Giller has done a lot of research among small farmers in sub-Saharan Africa, including on the use of nitrogen-fixing legume crops. Despite the potential of biological nitrogen fixation, he is convinced of the need for artificial fertilizer.
“In the Netherlands, we could perhaps make do with less, but if you want to build up a sustainable food system in Africa, you cannot do without mineral fertilizer. Beans, peanuts, chickpeas and soyabean can meet some of the nitrogen needs, but in order to fix nitrogen, these crops also need phosphorus, potassium and a series of other nutrients. You cannot address this with animal manure and compost alone. Africa’s agricultural soils are too poor for that and there is simply not enough manure.”
“In the N2Africa programme[1], we have shown that the cultivation of leguminous plants is a protein and micronutrient rich supplement to the diet. An additional advantage is that the fixed nitrogen also gives a higher yield if you then grow maize in the next season on the same plot. In addition, leguminous plants in the crop rotation system suppress the growth of certain persistent weeds, such as the witchweed, Striga. All in all, this increases the yield of maize from 1.5 tonnes to 2 to 2.5 tonnes per hectare. That is quite a lot of course, but it is nowhere near enough to feed the growing population. Demographers expect the number of people in Africa to double within the next 30 years and even quadruple by the end of this century. So we cannot escape the use of fertilizers if all these people are to have a nutritious diet and we are to avoid further expansion of agriculture into forests.
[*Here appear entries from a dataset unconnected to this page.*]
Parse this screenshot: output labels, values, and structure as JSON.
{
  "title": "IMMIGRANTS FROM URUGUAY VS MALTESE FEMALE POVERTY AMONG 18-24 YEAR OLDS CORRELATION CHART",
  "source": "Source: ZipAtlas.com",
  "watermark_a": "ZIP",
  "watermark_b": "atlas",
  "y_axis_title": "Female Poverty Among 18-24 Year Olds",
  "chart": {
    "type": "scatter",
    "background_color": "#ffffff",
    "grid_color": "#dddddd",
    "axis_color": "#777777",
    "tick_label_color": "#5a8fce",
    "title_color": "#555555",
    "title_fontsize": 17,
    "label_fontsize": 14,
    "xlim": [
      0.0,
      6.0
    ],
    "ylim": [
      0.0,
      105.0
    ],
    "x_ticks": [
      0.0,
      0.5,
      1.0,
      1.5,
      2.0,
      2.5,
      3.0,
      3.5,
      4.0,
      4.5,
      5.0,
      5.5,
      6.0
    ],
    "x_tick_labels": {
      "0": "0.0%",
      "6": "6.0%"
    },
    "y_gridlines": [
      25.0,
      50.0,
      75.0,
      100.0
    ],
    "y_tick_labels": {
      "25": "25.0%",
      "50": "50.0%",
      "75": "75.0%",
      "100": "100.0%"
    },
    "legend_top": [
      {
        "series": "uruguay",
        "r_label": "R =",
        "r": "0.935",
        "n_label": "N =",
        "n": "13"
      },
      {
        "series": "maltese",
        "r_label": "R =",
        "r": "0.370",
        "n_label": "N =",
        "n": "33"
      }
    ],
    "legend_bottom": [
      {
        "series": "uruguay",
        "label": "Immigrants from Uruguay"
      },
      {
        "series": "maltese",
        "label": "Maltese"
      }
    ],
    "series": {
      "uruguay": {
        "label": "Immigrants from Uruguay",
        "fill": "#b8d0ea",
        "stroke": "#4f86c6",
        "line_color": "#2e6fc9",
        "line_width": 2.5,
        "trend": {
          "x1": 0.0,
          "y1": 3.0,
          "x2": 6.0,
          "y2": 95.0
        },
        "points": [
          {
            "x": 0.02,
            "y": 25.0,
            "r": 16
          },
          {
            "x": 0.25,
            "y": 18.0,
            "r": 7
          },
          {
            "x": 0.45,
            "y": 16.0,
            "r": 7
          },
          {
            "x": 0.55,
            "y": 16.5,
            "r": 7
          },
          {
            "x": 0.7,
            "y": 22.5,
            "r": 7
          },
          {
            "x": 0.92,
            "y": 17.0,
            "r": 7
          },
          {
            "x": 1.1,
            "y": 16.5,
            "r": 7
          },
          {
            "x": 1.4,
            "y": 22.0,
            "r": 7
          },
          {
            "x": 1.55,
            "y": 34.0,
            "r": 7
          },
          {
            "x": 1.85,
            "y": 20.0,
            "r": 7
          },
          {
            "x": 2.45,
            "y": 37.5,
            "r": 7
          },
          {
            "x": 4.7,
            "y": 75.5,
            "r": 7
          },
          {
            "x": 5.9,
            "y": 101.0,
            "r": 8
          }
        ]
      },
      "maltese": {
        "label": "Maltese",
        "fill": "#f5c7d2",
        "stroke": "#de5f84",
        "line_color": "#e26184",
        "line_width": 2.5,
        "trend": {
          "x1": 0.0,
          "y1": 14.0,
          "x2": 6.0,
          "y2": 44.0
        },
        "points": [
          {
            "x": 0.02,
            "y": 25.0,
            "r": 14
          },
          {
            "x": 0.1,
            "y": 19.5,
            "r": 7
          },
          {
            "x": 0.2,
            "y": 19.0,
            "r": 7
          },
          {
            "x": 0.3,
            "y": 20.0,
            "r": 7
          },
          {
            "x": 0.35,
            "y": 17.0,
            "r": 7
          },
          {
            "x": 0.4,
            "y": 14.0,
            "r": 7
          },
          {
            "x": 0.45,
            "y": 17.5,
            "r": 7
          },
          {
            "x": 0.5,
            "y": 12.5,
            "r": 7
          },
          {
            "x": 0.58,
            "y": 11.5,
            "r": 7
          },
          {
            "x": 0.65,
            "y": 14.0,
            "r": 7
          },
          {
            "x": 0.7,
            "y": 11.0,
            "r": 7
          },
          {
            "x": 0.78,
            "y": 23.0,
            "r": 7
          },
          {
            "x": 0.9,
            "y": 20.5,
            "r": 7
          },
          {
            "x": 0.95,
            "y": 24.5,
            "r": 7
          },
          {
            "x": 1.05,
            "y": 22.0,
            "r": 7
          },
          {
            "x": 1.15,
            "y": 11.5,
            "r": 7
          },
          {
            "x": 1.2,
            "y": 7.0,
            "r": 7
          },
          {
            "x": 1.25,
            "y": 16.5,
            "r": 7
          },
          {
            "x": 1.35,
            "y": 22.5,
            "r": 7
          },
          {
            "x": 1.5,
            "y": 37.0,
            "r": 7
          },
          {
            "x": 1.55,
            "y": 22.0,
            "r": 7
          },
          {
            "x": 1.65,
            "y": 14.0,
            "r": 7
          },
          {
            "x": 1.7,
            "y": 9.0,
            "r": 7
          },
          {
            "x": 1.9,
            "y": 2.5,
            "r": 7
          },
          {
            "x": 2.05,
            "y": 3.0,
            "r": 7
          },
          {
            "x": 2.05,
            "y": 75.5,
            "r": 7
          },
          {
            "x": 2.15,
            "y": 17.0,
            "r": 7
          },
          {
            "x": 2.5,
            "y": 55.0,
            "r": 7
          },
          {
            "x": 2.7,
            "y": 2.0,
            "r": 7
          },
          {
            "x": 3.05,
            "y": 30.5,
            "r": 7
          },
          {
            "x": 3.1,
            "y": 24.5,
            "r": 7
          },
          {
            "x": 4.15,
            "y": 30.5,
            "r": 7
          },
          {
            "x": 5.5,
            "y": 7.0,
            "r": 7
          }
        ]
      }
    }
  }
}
Finally, how can we bring about that golden age for agronomy. Not a universal approach, but what then?
“As I said, universal approaches such as regenerative farming or agroecology fall short because they do not account for the enormous diversity and complexity that farmers face worldwide. In reality, the agricultural world is incredibly dynamic, facing new challenges which are both ecological – the introduction of new crops, but also new diseases and pests – as well as economic and social trends. That is why I would call for a systems approach; what we call a systems agronomy.”
“In such a systems approach, you assume that agronomic knowledge is ‘place-based’. There are of course the proven, theoretical insights from production ecology about the influence of light, water and nutrients on crop production. In the past, those insights were applied at farm or field level with the ambition of closing the gap between theoretical and actual production – the yield gap – as far as possible.”
“With a systems agronomy approach, you look more broadly. Not just considering the economic possibilities and limitations and the ambitions of a farmer, but also the broader context. Farmers depend increasingly on each other for the use of machinery, for the exchange of labour and for social support, for example. That is why we also work intensively with sociologists and economists to explore the socio-economic and cultural context. Such a systemic approach is actually quite obvious, if you at least want to get away from the idea that there is a universal approach. If we succeed in making this work we will witness the emergence of a Golden Age for agronomy.